01:52:54.000 But yeah, it was a process.
01:52:56.000 I ain't gonna lie to y'all.
01:52:56.000 But if you do the process, you can get them pretty quickly.
01:53:00.000 Lionel Orbion, what if you have 0% body fat?
01:53:03.000 Would you go about gaining weight?
01:53:06.000 Impossible if you have 0% body fat, bro.
01:53:08.000 You'd be dead, right?
01:53:09.000 Yeah, you'd pretty much be dead.
01:53:10.000 When is the optimal time of day to exercise?
01:53:12.000 Optimal day is when you feel the best and you can go to the gym and be consistent.
01:53:17.000 How important is sleep and how much is required, especially for a person that is on call for work very often?
01:53:22.000 Bro, sleep is probably the most underrated thing.
01:53:24.000 You guys want to talk about TRT and getting on steroids?
01:53:26.000 Sleep is steroids.
01:53:27.000 Eight to ten hours a night, ninjas.
01:53:29.000 Okay?
01:53:30.000 8 to 10 hours a night, especially if you're training in the gym pretty hard, you're going to need that rest.
01:53:34.000 What is the best product to heal soreness quickly to work out again?
01:53:37.000 That just comes down to your training capacity and eating well and resting adequately.
01:53:43.000 But it's very difficult to avoid DOMS. Does training legs actually increase testosterone?
01:53:49.000 Training your whole body does, my friend.
01:53:52.000 Various layers.
01:53:53.000 Have a great day, gentlemen.
01:53:54.000 Happy New Year, and keep up the great work.
01:53:56.000 Let's go.
01:53:57.000 Shout out to you, layers.
01:53:57.000 Shout out to various layers.
01:53:58.000 We caught up?
01:54:00.000 Alright, and we got Mike Nutz.
01:54:02.000 You gotta be like water and run through these hoes.
01:54:04.000 Fair enough, man.
01:54:06.000 Y'all are hilarious.
01:54:08.000 What else here?
01:54:09.000 That's it.
01:54:09.000 We got it.
01:54:10.000 FNF. Oh, yeah.
01:54:11.000 So, yeah, guys.
01:54:12.000 FNFreached at gmail.com if you guys want to reach out to us, business inquiries or whatever it may be.
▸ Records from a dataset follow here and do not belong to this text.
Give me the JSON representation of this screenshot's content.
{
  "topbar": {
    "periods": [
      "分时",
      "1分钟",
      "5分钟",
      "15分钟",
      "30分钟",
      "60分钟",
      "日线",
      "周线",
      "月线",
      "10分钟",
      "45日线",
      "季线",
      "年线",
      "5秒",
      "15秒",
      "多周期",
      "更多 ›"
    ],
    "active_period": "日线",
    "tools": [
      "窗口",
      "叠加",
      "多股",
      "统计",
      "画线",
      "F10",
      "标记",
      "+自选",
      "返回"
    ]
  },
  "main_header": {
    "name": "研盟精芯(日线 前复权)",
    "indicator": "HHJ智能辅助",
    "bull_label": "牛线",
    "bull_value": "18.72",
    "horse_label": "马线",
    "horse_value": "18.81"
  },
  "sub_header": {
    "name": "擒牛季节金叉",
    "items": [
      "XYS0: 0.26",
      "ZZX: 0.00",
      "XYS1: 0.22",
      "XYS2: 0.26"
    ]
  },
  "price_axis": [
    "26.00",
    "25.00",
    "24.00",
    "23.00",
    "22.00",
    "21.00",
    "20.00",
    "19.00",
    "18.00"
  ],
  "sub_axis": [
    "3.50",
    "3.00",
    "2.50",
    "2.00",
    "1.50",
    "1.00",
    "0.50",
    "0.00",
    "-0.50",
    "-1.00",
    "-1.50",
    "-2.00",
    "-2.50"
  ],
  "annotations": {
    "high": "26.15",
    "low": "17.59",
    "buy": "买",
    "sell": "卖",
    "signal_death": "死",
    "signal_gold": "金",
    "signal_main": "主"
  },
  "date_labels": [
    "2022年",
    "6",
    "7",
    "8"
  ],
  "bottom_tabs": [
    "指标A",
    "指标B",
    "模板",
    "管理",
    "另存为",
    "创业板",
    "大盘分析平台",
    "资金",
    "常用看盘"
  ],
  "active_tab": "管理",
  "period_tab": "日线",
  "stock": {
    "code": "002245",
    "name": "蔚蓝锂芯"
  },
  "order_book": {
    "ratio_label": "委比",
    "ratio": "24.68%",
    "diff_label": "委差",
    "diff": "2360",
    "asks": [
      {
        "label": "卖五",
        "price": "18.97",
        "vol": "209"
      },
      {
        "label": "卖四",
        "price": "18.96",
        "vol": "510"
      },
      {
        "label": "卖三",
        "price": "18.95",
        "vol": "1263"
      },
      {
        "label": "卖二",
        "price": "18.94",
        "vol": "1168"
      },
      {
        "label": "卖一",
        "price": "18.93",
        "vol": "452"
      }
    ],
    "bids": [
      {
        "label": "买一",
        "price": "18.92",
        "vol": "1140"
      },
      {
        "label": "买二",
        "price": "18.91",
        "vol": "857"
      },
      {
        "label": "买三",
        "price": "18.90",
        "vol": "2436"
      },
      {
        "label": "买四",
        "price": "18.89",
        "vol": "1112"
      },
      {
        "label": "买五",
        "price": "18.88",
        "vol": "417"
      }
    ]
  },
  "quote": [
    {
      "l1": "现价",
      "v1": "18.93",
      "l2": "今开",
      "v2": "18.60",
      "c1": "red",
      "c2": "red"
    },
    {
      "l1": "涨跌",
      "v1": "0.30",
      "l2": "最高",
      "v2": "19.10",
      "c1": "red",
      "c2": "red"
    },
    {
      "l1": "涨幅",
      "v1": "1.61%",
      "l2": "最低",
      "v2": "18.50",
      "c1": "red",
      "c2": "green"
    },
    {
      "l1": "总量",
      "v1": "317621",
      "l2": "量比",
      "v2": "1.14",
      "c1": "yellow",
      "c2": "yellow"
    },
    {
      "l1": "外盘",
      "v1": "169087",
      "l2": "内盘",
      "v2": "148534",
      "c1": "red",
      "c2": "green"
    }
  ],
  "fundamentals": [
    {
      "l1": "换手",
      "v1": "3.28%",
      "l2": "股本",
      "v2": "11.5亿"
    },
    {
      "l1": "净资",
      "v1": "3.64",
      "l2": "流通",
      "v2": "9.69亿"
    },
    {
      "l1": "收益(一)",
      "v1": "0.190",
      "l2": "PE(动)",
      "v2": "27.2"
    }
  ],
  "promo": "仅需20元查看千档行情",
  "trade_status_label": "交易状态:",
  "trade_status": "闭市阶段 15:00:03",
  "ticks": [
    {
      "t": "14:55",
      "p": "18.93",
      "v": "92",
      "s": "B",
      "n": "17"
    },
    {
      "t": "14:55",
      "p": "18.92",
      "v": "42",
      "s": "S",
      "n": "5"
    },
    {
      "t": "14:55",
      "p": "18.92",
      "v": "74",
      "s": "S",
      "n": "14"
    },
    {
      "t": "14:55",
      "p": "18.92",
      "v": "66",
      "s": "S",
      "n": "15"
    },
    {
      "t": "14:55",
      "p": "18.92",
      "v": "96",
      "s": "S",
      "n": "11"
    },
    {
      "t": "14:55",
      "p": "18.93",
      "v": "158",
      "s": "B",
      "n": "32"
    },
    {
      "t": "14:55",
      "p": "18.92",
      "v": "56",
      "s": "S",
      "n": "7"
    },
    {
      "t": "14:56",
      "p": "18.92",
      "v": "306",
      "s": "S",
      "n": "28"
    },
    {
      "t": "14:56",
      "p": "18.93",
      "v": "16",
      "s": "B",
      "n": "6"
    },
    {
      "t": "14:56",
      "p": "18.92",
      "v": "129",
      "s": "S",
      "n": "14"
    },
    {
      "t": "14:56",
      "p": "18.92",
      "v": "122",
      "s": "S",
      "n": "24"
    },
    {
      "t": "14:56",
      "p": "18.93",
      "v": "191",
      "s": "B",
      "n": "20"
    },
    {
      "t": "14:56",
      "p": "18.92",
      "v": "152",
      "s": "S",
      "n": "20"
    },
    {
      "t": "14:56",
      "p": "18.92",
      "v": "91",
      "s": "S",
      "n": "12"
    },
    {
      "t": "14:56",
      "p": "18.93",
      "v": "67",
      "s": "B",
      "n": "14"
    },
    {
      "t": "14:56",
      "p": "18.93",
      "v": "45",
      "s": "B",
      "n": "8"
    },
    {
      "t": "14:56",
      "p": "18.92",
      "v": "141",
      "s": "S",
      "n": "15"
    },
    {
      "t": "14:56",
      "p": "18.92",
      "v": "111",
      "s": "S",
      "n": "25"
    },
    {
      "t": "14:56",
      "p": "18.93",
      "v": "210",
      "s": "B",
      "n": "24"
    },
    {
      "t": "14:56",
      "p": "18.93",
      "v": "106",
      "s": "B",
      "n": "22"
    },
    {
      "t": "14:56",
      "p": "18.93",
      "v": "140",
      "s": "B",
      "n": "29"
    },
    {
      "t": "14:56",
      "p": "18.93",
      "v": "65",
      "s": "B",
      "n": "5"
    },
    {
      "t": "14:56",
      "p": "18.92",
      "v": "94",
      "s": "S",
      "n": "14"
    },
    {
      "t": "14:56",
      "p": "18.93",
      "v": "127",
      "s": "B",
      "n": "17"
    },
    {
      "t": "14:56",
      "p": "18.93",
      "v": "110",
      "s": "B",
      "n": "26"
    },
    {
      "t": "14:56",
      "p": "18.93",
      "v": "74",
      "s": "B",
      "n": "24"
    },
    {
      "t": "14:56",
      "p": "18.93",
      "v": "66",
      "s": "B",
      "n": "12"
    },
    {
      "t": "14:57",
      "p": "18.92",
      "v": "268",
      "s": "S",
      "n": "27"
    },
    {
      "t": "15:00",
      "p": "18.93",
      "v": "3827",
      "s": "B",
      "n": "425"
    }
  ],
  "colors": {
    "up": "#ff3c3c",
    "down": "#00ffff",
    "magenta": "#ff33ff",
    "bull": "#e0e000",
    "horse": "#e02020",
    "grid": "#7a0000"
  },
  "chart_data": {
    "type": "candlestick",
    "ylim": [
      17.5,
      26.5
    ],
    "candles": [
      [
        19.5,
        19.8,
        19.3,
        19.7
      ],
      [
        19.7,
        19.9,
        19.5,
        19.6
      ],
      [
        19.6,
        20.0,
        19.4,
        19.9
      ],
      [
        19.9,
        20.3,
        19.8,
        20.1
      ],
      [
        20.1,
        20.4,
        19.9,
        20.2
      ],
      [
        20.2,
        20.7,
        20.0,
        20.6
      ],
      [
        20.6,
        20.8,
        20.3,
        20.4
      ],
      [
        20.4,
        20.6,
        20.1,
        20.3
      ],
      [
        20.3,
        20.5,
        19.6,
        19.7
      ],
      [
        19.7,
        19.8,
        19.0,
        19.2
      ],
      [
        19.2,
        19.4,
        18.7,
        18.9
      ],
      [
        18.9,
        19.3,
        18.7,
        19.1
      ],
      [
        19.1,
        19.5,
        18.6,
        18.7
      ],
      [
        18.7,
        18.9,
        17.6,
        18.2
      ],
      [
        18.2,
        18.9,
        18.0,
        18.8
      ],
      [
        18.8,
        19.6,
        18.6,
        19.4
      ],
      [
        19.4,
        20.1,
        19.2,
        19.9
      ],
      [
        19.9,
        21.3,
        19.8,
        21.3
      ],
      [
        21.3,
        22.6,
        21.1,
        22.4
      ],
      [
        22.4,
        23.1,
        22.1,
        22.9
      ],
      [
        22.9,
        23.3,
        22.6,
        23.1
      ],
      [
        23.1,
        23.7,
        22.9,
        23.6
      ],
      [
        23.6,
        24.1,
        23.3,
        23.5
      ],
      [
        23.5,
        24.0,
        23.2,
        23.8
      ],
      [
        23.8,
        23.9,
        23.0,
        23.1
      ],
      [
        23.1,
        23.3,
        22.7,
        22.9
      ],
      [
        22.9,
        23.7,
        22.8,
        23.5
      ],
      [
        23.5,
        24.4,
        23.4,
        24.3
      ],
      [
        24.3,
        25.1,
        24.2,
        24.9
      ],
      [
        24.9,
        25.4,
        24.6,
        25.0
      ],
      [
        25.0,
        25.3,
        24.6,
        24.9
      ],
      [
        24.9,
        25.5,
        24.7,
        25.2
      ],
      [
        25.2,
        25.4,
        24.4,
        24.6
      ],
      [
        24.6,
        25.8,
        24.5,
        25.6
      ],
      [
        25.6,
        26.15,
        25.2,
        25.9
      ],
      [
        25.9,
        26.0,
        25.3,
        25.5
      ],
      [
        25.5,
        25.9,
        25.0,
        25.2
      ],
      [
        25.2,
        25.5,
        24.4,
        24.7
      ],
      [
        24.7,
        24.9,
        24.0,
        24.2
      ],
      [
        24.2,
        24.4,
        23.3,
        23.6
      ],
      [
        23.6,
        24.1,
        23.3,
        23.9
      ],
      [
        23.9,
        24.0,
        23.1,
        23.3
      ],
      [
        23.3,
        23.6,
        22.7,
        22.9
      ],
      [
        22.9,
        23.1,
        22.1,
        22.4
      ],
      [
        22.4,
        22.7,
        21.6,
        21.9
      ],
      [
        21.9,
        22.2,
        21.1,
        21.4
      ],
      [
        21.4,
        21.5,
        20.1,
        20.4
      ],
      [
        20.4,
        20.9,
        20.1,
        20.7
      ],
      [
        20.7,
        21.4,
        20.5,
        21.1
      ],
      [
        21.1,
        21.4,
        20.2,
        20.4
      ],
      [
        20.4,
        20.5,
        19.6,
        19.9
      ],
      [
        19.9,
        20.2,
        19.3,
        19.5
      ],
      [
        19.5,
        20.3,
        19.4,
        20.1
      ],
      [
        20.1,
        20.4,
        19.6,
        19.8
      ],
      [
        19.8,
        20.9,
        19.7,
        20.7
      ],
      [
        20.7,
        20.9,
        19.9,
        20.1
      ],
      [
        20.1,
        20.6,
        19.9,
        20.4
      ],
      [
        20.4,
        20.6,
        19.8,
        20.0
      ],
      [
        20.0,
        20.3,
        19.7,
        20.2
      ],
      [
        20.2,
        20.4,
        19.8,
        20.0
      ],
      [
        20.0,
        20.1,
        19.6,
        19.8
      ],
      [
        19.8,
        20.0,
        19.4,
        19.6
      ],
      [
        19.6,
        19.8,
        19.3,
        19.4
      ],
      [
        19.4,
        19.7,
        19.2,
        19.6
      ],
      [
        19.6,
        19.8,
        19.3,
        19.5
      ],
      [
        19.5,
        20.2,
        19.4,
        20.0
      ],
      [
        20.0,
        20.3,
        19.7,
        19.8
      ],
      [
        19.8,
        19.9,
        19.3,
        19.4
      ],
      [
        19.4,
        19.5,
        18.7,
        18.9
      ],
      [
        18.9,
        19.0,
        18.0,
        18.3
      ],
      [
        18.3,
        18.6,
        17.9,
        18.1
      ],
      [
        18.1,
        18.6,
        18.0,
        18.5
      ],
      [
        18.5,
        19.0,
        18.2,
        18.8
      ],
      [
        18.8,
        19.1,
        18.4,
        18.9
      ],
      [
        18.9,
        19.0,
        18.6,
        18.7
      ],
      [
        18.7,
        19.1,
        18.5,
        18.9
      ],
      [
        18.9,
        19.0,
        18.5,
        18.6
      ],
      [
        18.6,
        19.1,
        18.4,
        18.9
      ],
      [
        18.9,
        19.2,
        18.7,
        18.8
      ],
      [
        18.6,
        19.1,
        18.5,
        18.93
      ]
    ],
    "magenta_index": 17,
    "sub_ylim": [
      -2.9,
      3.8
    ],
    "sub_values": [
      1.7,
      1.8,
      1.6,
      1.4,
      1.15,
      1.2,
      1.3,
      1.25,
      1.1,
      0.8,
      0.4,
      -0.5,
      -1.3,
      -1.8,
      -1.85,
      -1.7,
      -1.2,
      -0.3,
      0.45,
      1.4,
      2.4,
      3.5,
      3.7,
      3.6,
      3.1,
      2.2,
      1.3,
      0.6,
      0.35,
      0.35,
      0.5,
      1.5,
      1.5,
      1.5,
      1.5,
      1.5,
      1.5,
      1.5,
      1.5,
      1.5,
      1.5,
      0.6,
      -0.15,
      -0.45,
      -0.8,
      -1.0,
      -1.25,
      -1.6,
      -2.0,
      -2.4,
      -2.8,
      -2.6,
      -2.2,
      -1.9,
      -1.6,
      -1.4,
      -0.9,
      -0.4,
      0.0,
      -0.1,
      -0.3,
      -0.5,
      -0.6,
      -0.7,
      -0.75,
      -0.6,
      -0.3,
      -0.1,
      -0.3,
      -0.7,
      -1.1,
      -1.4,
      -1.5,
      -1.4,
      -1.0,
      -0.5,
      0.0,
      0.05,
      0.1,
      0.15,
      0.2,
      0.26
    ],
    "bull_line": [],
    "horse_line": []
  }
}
01:54:17.000 Let's see here.
01:54:19.000 Yeah.
01:54:20.000 And I hope you guys enjoyed that IRL stream.
01:54:21.000 Y'all are loving it.
01:54:22.000 It's racking up views.
01:54:23.000 You know, we're trying to really innovate here and try some different shit.
01:54:25.000 But we're going to definitely do some more.
01:54:28.000 I think Wednesday we got an episode planned for y'all.
01:54:30.000 And then Friday I got a special guest coming.
01:54:32.000 There you go.
01:54:33.000 For After Hours.
01:54:34.000 It's going to be a debate, probably.
01:54:37.000 And it's going to be someone that you guys wouldn't think that we would side with.
01:54:42.000 But it'll be very interesting.
01:54:43.000 It's going to switch it up a little bit.
01:54:45.000 Good.
01:54:46.000 So we got some heat coming for you guys.
01:54:47.000 And then I'm thinking, Bills, we'll run Operation IRL Stream for the people Next week, I'm thinking?
01:54:56.000 Next Friday?
01:54:57.000 Yeah.
01:54:57.000 Yeah, it's whenever you're ready.
01:54:58.000 I was going to do it this Friday, but we got a special guest.
01:55:00.000 But I'm thinking next Friday we'll do it.
01:55:01.000 I think you guys are really going to enjoy it.
01:55:03.000 But yesterday's goal was to run the IRL stream, see how we could do it.
01:55:08.000 When we came back, me, Mo, and Bills actually had a meeting on what equipment we need to get to really optimize it.
01:55:12.000 You guys gave us some fantastic feedback.
01:55:15.000 I know that we had some white noise or whatever.
01:55:17.000 We fixed it at the end of the stream.
01:55:18.000 We just got to figure it out with a Zoom.
01:55:20.000 But somebody sent me a suggestion to mute one of the channels.
01:55:23.000 What the hell is it called?
01:55:24.000 The Zoom P4 or some shit?
01:55:25.000 Yeah.
01:55:26.000 So, mute the other channels.
01:55:27.000 So, we'll try that as well, guys.
01:55:29.000 We did try that.
01:55:31.000 Oh, did you mute the other channels while we were there?
01:55:33.000 Yeah, we normally turn them off.
01:55:35.000 Oh, we're still getting the white noise?
01:55:36.000 Shit.
01:55:37.000 Yeah, I tried that there and even before I was doing the pre-test.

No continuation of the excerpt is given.